Император французов желал превратить Париж в центр Европы, следовательно, он должен сам перестроиться на монархический лад и соответствующим образом поставить свой двор. Как во времена Бурбонов, появилась масса придворных должностей, на обладателей которых были возложены самые разнообразные обязанности. В отношении государственных должностей также наметился переход к старорежимным обычаям. Старого поместного дворянства не стало, и он создает новое служилое народное дворянство, для чего в качестве первого шага был основан Почетный легион. Назначение семнадцати маршалов призвано было отметить тех генералов, чьи заслуги перед ним в предыдущих походах оказались наиболее весомыми. Вскоре он начал наделять членов своей семьи княжескими титулами и доходными должностями. Через пару лет вернутся и старые дворянские титулы вместе с их носителями. Эти люди понадобились при дворе для надзора и привития хороших манер, поскольку новое придворное общество состояло преимущественно из выскочек. Возврат титулов, однако, не сопровождался возвратом имений, налоговых привилегий и наследственных прав. Императрица Жозефина тратила на туалеты и украшения столько, сколько не снилось ее предшественницам-королевам, император же довольствовался скромным военным мундиром и лишь по самым торжественным поводам облачался в голубой фрак гвардейского гренадера. Однако он уделял большое внимание организации еженедельных воскресных церемоний, рассчитанных на то, чтобы поражать воображение собственных подданных и иностранных дипломатов. Воспоминания одного из маршалов дают основания утверждать, что эта цель была успешно достигнута: «Воскресенье, в Большой галерее все ожидают Его. Стоит раздаться возгласу «Император!» и мы бледнеем. Я знаю крепких парней, которые в эти моменты тряслись всем телом». Особенно поучительными «и для друзей, и для врагов» были Большие парады. Император принимал такой парад, сидя в седле. Войска проходили под грохот барабанов и звук фанфар, с развернутыми знаменами и штандартами, сверкая золотыми орлами и вызывая бурю воодушевления.
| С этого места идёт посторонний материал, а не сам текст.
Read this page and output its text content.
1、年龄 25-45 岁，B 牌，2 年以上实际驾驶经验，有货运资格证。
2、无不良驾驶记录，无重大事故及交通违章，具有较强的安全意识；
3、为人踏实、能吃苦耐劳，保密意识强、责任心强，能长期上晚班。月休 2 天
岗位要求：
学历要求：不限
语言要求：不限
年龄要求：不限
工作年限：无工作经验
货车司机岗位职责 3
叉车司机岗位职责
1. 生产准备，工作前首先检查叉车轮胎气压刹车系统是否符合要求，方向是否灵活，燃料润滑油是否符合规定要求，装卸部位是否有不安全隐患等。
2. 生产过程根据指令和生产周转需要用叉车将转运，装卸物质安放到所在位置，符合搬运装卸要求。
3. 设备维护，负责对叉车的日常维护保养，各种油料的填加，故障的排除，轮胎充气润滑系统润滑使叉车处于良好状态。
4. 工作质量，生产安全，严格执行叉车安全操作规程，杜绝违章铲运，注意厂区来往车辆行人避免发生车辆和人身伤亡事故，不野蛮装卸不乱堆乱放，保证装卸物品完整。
Многие диктаторы уже нашего столетия хорошо понимали, как действуют такие шоу на массовое сознание, и прочно включали их в свой репертуар.
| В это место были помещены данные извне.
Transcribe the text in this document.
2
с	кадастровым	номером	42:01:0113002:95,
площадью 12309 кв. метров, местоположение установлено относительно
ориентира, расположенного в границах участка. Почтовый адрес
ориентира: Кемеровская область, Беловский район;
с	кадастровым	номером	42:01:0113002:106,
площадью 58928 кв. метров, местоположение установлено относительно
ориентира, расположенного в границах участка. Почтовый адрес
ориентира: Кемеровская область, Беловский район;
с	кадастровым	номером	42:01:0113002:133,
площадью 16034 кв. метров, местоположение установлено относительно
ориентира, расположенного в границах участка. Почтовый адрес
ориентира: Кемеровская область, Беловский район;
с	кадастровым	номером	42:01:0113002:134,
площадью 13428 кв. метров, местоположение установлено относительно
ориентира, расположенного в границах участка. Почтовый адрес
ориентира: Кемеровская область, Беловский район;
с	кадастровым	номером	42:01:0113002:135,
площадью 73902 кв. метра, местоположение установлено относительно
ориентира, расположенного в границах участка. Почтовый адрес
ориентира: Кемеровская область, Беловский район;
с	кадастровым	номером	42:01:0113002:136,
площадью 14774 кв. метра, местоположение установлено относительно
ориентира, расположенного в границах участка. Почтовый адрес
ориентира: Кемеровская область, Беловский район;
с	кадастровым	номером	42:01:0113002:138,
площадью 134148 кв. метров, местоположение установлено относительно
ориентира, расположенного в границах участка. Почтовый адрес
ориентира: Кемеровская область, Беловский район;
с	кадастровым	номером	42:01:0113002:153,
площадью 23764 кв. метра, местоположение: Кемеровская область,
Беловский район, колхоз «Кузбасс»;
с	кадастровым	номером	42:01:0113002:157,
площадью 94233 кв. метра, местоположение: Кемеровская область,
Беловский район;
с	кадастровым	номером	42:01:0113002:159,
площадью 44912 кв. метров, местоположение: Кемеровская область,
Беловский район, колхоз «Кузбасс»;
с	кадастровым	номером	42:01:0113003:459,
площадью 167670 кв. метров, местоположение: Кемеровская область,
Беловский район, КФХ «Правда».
Подобно многим тиранам и диктаторам Наполеон любил порассуждать о своей персоне. Для него были характерны резкие переходы от ничем не омраченного веселья к грозному озлоблению. Он был просто не в состоянии скрывать свои мысли и настроения. Уже в юности его почерк нелегко было читать, прогрессирующая с годами близорукость делала его все более неразборчивым. Подобно Гитлеру, он обладал способностью мгновенно ухватывать суть проблемы и, к тому же, феноменальной памятью, которая никогда его не подводила. Распорядок его дня был всецело подчинен неустанной работе, которая порой оставляла ему лишь пару часов для сна. Обычно он вставал в 7 утра, быстро пробегал самые важные документы и отчеты, просматривал газеты, чтобы узнать, не позволил ли кто-нибудь себе отклониться от «линии», затем принимал ванну. Его камердинер Констан Верн вспоминал, что вода всегда казалась императору недостаточно горячей. Считалось, что Наполеон очень чувствителен к холоду. Мысль принять ванну могла посетить его в любой час дня и ночи, поэтому горячая вода день и ночь должна была быть наготове.
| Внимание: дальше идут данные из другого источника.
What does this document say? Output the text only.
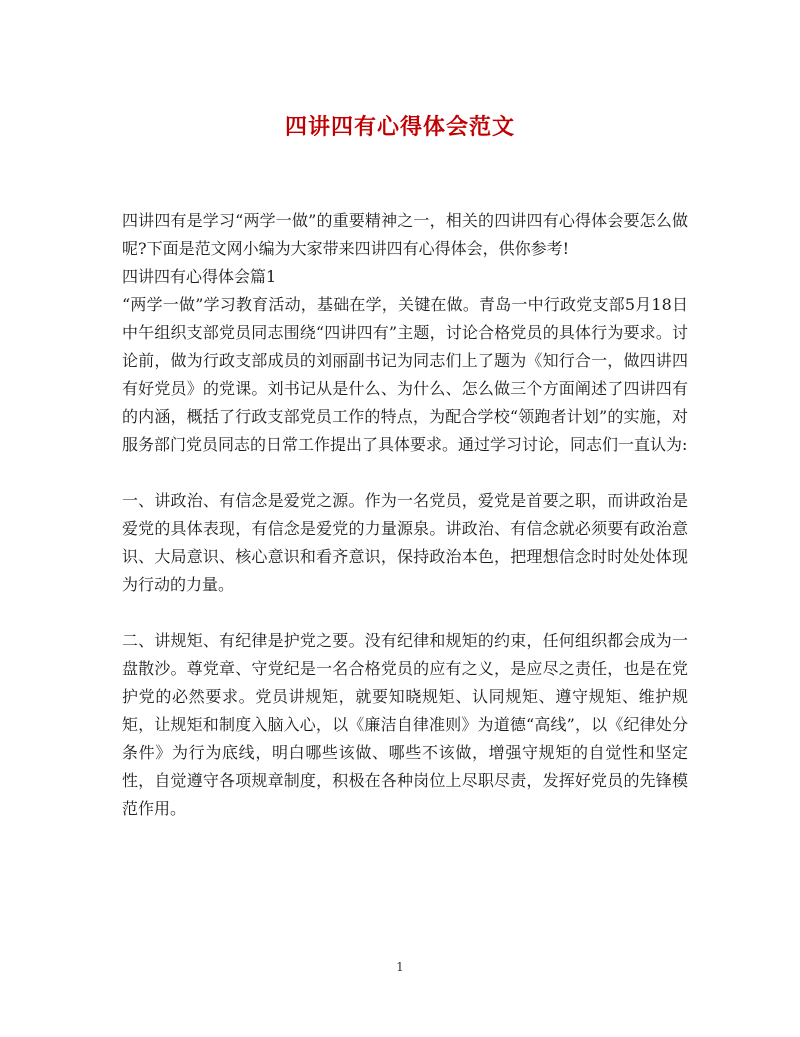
四讲四有心得体会范文

四讲四有是学习“两学一做”的重要精神之一，相关的四讲四有心得体会要怎么做呢?下面是范文网小编为大家带来四讲四有心得体会，供你参考!

四讲四有心得体会篇1

“两学一做”学习教育活动，基础在学，关键在做。青岛一中行政党支部5月18日中午组织支部党员同志围绕“四讲四有”主题，讨论合格党员的具体行为要求。讨论前，做为行政支部成员的刘丽副书记为同志们上了题为《知行合一，做四讲四有好党员》的党课。刘书记从是什么、为什么、怎么做三个方面阐述了四讲四有的内涵，概括了行政支部党员工作的特点，为配合学校“领跑者计划”的实施，对服务部门党员同志的日常工作提出了具体要求。通过学习讨论，同志们一直认为:

一、讲政治、有信念是爱党之源。作为一名党员，爱党是首要之职，而讲政治是爱党的具体表现，有信念是爱党的力量源泉。讲政治、有信念就必须要有政治意识、大局意识、核心意识和看齐意识，保持政治本色，把理想信念时时处处体现为行动的力量。

二、讲规矩、有纪律是护党之要。没有纪律和规矩的约束，任何组织都会成为一盘散沙。尊党章、守党纪是一名合格党员的应有之义，是应尽之责任，也是在党护党的必然要求。党员讲规矩，就要知晓规矩、认同规矩、遵守规矩、维护规矩，让规矩和制度入脑入心，以《廉洁自律准则》为道德“高线”，以《纪律处分条件》为行为底线，明白哪些该做、哪些不该做，增强守规矩的自觉性和坚定性，自觉遵守各项规章制度，积极在各种岗位上尽职尽责，发挥好党员的先锋模范作用。

1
Во время купаний ему читали депеши и рассказывали различные истории и сплетни. Порой купания продолжались час и дольше, и все эго время слуга подливал в ванну горячую воду. Ванная комната всегда, даже летом, должна была быть жарко натоплена, атмосфера в ней скорее напоминала парилку, и для того, чтобы ее проветрить, слуге приходилось настежь открывать все окна и двери. Известно также, что его голова особенно не переносила холода, и Констану приходилось набивать его шляпы ватой. После ванны он надевал утренний халат из белой фланели, снова надевал на голову ночной колпак и приступал к бритью и, наконец, выпивал одну-две чашки чая. После бритья он мыл руки миндальной пастой и мылом, ароматизированным розовой эссенцией, умывал лицо мягкой мочалкой, чистил зубы щеткой, посыпав ее мельчайшим коралловым порошком, и, наконец, полоскал рот разведенным коньяком. После этого Констан растирал его тело одеколоном. Ритуал утреннего туалета завершался табаком. Сразу же после этого он одевался и направлялся в рабочий кабинет, где его уже с пером в руке ожидал секретарь.